US House passes defence bill, kills F-22
The US House of Representatives passed a $636-billion defence bill Thursday after removing money to continue production of the F-22, meeting a key demand by President Barack Obama.world Updated: Jul 31, 2009 09:18 IST
The US House of Representatives passed a $636-billion defence bill Thursday after removing money to continue production of the F-22, meeting a key demand by President Barack Obama.
The bill, for fiscal 2010 and including $128 billion for the wars in Iraq and Afghanistan, passed by a 400-30 vote. Lawmakers voted 269-165 to slash $369 million designated as down payments for the F-22 Raptor.
Obama and Defence Secretary Robert Gates had lobbied Congress to cut funding for any F-22 beyond the 187 already planned, arguing that while highly advanced, it came at too high a cost and was a legacy of the Cold War.
At $150 million each, the F-22 has been riddled with cost overruns, and drains money from other priorities like providing troops with the tools needed to fight the wars in Iraq and Afghanistan, Gates said.
Obama had threatened to veto the bill if the fighter jet was kept alive.
Earlier this month the Senate voted under a veto threat to remove $1.75 billion from a $680-billion defence policy bill for seven more F-22.
The White House and Gates have sought to reshape the Pentagon's budget priorities and get rid of Cold War-era weapons systems seen as too expensive and ineffective in waging Counter insurgencies.
But they face fierce resistance from lawmakers worried about cutting jobs during a recession, especially those whose states face job losses if production of the Lockheed Martin-built F-22 ends.

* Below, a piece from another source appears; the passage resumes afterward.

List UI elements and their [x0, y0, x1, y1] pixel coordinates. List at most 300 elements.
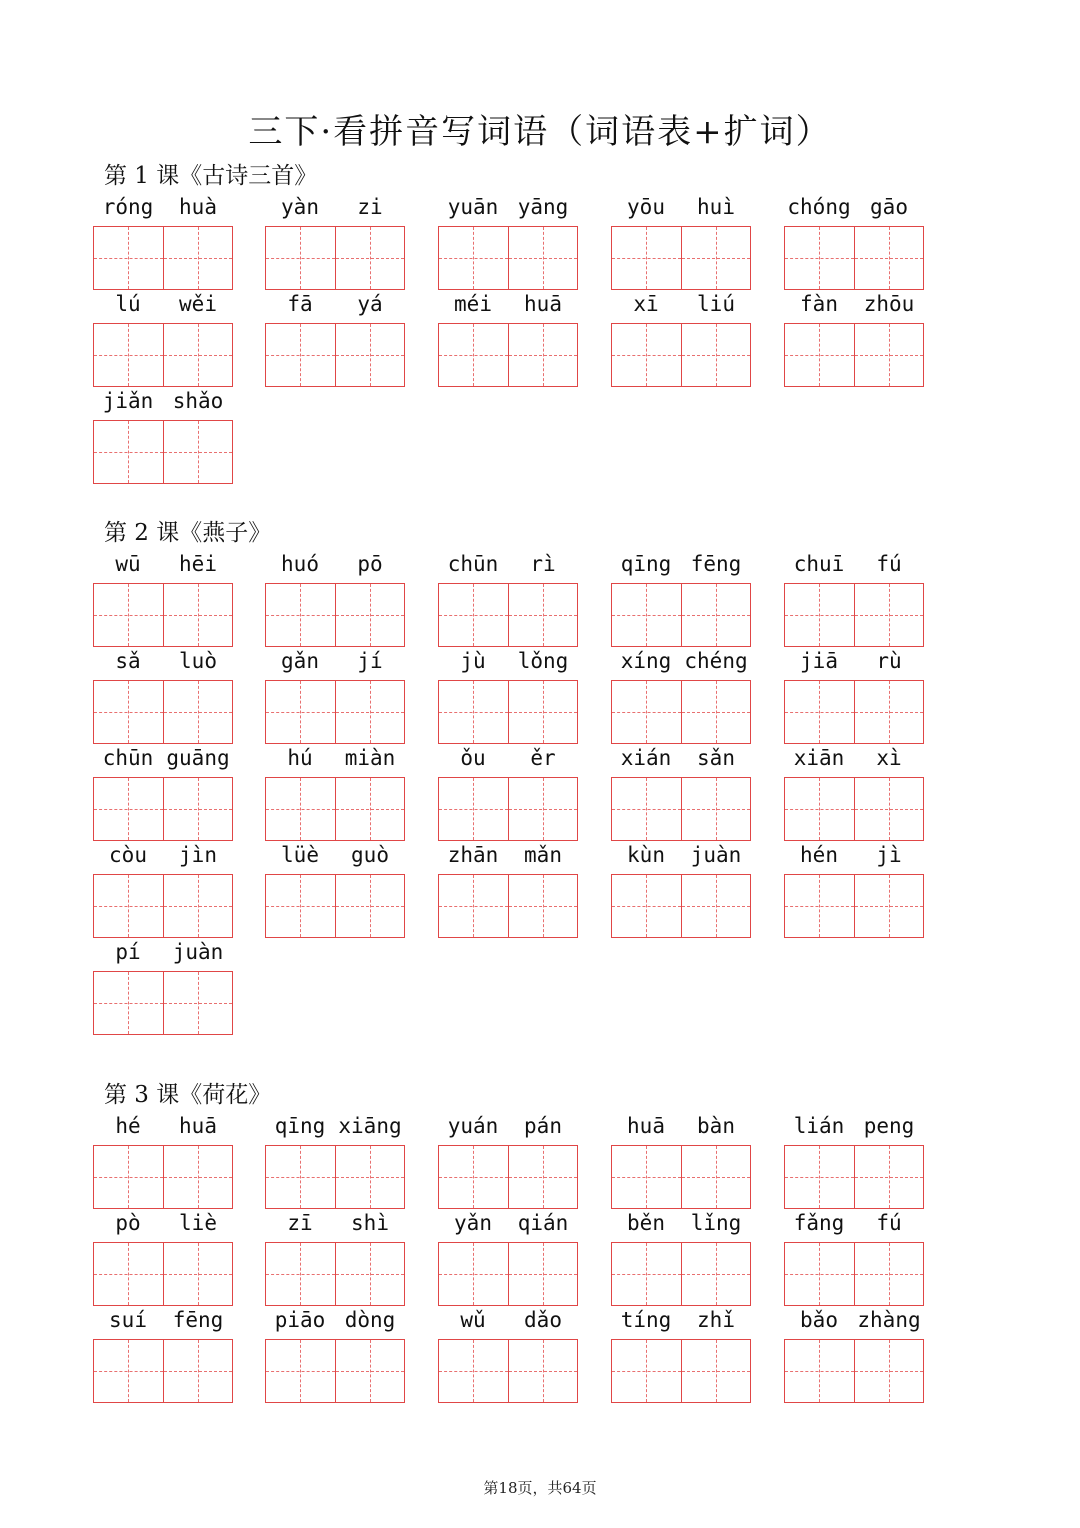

Lockheed Martin says there are 25,000 jobs nationwide directly dependent on the F-22 and thousands of others in support of the programme.
The bill, however, poses other problems for Obama. Lawmakers elected to retain funding to develop an alternative engine for the F-35 Lightning II, a multi-role fighter that has yet to go into full production. They're estimated to cost about $80 million each.
The House also approved funding for a new presidential helicopter.
Obama has said he will veto a bill that provides money for both the helicopter and the F-35 alternative engine.
The Senate has yet to take up the defence budget legislation.